Council members Brenda Stardig and Jerry Davis both emerged as critics of loosening the food truck regulations, largely because they were concerned about competition with established restaurants and enforcement of food truck rules.
“They’re awesome,” Stardig said of food trucks. “I’m not taking away from that. What I’m concerned about is the enforcement, and the stinkers that give the mobile community a bad name.”
The city’s public health department has a similar ratio of inspectors to food trucks as it does inspectors to restaurants, Assistant Director Patrick Key said. There are 30 inspectors assigned to 13,000 restaurants and three inspectors assigned to the 800 food trucks across the city.
Ryan Soroka, co-owner of Eatsie Boys food trucks and a cafe in Montrose, said the food inspections on the company’s trucks are more rigorous than those at their brick-and-mortar establishment, 8th Wonder Brewery.
Soroka and his partners started a gourmet sandwich business out of a food truck four years ago. The vendors they use and the community functions they draw business to are good for the economy, Soroka said. The regulatory changes, he said, will make it easier for those trucks to be profitable and their owners to potentially open restaurants.
“These are not life-changing issues for most people,” Soroka said. “But I assure you, they will change the lives of small-business owners who proudly and tirelessly work these food trucks.”

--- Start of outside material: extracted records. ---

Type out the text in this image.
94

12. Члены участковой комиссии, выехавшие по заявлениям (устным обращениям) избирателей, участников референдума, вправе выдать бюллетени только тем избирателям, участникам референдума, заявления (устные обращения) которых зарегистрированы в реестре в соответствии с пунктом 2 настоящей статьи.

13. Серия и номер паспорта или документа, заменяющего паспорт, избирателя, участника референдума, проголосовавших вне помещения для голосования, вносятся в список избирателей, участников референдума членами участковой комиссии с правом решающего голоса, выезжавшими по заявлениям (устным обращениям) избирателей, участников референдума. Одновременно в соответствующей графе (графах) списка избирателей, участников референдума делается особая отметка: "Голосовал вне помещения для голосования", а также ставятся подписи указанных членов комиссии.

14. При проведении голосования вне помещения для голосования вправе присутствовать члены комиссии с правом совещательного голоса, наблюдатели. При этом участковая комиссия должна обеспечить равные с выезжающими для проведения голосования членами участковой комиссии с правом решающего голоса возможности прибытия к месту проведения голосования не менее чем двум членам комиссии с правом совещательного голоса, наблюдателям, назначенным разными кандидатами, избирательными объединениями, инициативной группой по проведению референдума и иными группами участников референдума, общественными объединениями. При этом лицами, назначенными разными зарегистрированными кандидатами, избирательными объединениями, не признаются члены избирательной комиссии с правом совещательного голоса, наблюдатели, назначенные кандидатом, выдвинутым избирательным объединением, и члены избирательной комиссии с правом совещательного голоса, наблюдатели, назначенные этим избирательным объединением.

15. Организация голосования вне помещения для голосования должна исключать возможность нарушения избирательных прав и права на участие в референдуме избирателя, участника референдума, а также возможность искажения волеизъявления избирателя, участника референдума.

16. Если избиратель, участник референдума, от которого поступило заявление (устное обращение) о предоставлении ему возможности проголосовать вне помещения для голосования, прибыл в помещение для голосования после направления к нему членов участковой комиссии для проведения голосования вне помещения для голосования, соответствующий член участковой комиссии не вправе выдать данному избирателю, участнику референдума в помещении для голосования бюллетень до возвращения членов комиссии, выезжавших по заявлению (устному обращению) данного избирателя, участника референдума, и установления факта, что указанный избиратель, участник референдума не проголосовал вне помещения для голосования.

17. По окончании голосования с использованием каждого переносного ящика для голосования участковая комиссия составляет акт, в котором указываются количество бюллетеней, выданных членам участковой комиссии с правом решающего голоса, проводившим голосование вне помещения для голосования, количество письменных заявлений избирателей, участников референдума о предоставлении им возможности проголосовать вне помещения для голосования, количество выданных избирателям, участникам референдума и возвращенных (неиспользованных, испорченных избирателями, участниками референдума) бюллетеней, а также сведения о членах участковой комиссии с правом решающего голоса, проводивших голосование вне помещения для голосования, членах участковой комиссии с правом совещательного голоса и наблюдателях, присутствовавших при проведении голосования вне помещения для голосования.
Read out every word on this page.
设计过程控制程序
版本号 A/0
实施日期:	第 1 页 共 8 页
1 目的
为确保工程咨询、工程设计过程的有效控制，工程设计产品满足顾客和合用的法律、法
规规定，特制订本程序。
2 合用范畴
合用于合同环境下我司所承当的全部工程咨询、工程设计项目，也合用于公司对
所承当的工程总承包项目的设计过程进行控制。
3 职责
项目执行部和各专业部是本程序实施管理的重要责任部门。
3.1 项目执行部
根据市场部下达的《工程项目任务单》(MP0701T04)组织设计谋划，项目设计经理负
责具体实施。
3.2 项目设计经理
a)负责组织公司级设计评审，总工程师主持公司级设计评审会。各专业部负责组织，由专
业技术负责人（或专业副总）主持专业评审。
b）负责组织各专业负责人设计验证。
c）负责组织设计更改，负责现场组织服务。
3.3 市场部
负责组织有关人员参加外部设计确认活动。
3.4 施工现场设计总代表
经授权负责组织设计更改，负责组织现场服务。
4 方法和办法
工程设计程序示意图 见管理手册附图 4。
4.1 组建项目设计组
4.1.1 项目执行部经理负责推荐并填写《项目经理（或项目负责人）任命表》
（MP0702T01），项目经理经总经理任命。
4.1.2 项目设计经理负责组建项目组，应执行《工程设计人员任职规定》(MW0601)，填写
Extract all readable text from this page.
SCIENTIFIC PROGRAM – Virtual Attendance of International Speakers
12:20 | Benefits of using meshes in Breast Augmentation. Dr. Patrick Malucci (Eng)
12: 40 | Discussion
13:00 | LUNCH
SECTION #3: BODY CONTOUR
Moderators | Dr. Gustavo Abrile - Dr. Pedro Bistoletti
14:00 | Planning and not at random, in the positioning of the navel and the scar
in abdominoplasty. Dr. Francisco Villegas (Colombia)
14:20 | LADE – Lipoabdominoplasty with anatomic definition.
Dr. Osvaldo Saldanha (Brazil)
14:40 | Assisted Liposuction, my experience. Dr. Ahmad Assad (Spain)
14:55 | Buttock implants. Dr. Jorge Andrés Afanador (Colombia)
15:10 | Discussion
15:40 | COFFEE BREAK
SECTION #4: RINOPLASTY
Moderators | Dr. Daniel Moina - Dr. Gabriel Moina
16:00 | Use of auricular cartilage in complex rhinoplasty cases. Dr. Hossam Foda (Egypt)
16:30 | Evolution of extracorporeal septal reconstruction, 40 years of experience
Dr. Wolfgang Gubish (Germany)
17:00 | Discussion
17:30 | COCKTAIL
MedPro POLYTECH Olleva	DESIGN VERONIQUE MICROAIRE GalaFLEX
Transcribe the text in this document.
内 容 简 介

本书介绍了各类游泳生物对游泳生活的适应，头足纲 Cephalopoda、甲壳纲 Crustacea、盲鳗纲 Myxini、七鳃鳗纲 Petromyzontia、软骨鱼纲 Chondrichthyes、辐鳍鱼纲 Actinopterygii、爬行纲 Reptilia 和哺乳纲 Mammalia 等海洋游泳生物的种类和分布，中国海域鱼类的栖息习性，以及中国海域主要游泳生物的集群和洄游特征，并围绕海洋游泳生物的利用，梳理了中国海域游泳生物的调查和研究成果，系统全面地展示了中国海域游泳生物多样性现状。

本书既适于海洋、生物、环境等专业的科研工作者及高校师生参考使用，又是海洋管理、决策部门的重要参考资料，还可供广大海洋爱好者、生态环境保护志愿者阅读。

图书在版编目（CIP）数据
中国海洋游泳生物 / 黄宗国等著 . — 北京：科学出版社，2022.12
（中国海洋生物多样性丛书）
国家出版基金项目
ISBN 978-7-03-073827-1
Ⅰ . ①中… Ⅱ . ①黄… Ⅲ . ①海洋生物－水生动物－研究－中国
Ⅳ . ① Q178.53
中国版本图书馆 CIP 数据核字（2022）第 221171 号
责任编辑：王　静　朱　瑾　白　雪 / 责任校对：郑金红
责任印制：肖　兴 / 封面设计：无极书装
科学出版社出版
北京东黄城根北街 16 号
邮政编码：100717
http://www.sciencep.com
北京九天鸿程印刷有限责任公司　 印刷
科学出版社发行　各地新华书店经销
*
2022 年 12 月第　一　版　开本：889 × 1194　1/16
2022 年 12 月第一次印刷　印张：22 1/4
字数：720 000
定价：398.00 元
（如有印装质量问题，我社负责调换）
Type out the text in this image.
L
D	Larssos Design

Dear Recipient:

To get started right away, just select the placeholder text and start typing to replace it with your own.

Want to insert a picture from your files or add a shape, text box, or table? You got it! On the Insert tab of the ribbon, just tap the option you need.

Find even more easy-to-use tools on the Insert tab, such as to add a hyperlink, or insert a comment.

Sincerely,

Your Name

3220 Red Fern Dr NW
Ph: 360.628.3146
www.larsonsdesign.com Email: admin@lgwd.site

Council member Ed Gonzalez said the city should not be in the business of “protecting someone’s monopoly.” He also played down concerns about some food trucks violating city code, something he said was no different from restaurants that break rules.
“I don’t think we should punish all 800 trucks or new entrants simply because there are the bad apples out there,” Gonzalez said.
Former City Councilman Peter Brown told the committee the proposed changes would make downtown areas more pedestrian-friendly.
“We need to make the public realm in our city much more enjoyable to all Houstonians,” Brown said.